Combined turnover of carbon and soil aggregates using rare earth oxides and isotopically labelled carbon as tracers

- Rare earth oxides (REO) were used to track soil aggregate dynamics.
- Methodology for aggregate turnover rate and time was proposed.
- Macroaggregate turnover is faster than microaggregate turnover.
- Aggregate turnover rate is related with C dynamics.
- Aggregate formation, stabilization and breakdown follow a first order kinetic model.

This study used a combined tracer approach of isotopically labelled carbon (C) and rare earth oxides (REO) to determine soil aggregate transfer paths following input of organic matter. A model quantifying aggregate turnover rates over time was verified by a controlled incubation study. Four natural soil aggregate size ranges (<0.053 mm, 0.053-0.25 mm, 0.25-2 mm and 2-5 mm) were labelled with different REO tracers and packed to form a composite soil sample. The organic input was 1 mg 13C g−1 soil of 13C-labelled glucose. There were four treatments: i) soil without REO and 13C as a control, ii) soil labelled with REO, iii) soil without REO but amended with 13C-glucose, and iv) soil labelled with REO and amended with 13C-glucose.

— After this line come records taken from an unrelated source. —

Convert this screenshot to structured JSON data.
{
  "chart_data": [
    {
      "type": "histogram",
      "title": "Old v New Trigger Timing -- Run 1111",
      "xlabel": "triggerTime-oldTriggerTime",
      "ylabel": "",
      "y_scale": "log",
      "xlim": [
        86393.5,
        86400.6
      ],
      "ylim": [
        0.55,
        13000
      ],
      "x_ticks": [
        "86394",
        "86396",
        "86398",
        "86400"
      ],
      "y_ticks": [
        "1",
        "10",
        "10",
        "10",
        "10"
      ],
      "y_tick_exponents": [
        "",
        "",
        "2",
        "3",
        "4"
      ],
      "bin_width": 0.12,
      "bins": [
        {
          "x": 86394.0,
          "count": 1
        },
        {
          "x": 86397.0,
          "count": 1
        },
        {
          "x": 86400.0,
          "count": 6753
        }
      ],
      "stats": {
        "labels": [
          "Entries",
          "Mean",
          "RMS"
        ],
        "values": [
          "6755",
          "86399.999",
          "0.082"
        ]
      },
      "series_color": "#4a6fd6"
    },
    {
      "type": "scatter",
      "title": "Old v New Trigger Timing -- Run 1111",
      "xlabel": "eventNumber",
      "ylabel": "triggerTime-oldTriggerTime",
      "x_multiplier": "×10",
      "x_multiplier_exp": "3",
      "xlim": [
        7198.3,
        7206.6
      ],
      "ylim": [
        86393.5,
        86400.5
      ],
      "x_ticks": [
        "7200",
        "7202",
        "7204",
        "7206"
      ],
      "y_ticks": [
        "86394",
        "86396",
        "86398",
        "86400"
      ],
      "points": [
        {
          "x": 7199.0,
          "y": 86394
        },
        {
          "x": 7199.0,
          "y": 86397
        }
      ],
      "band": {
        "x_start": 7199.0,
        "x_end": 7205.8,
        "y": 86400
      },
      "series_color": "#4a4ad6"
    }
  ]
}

Aggregate stability, REO concentrations, soil respiration and 13C were measured after 0, 7, 14 and 28 days incubation. REOs were found to not impact microbial activity (P > 0.05). Based on the 84%-106% recovery of REOs after wet sieving of aggregates, and a close 1:1 relationship between measured aggregates and model predictions, REOs were found to be an effective tracer for studies of aggregate dynamics. A greater portion of aggregates transferred between neighbouring size fractions. The turnover rate was faster for macroaggregates than for microaggregates, and slowed down over the incubation time. The new C was accumulated more but decomposed faster in macroaggregates than in microaggregates. A positive relationship was observed between the 13C concentration in aggregates and the aggregate turnover rate (P < 0.05). The relative change in each aggregate fraction generally followed an exponential growth over time in the formation direction and an exponential decay in the breakdown direction. We proposed a first order kinetic model for aggregate dynamics which can separate aggregate formation, stabilization and breakdown processes. This study demonstrates that REOs can track aggregate life cycles and provide unique and important information about the relationship between C cycling and aggregate turnover.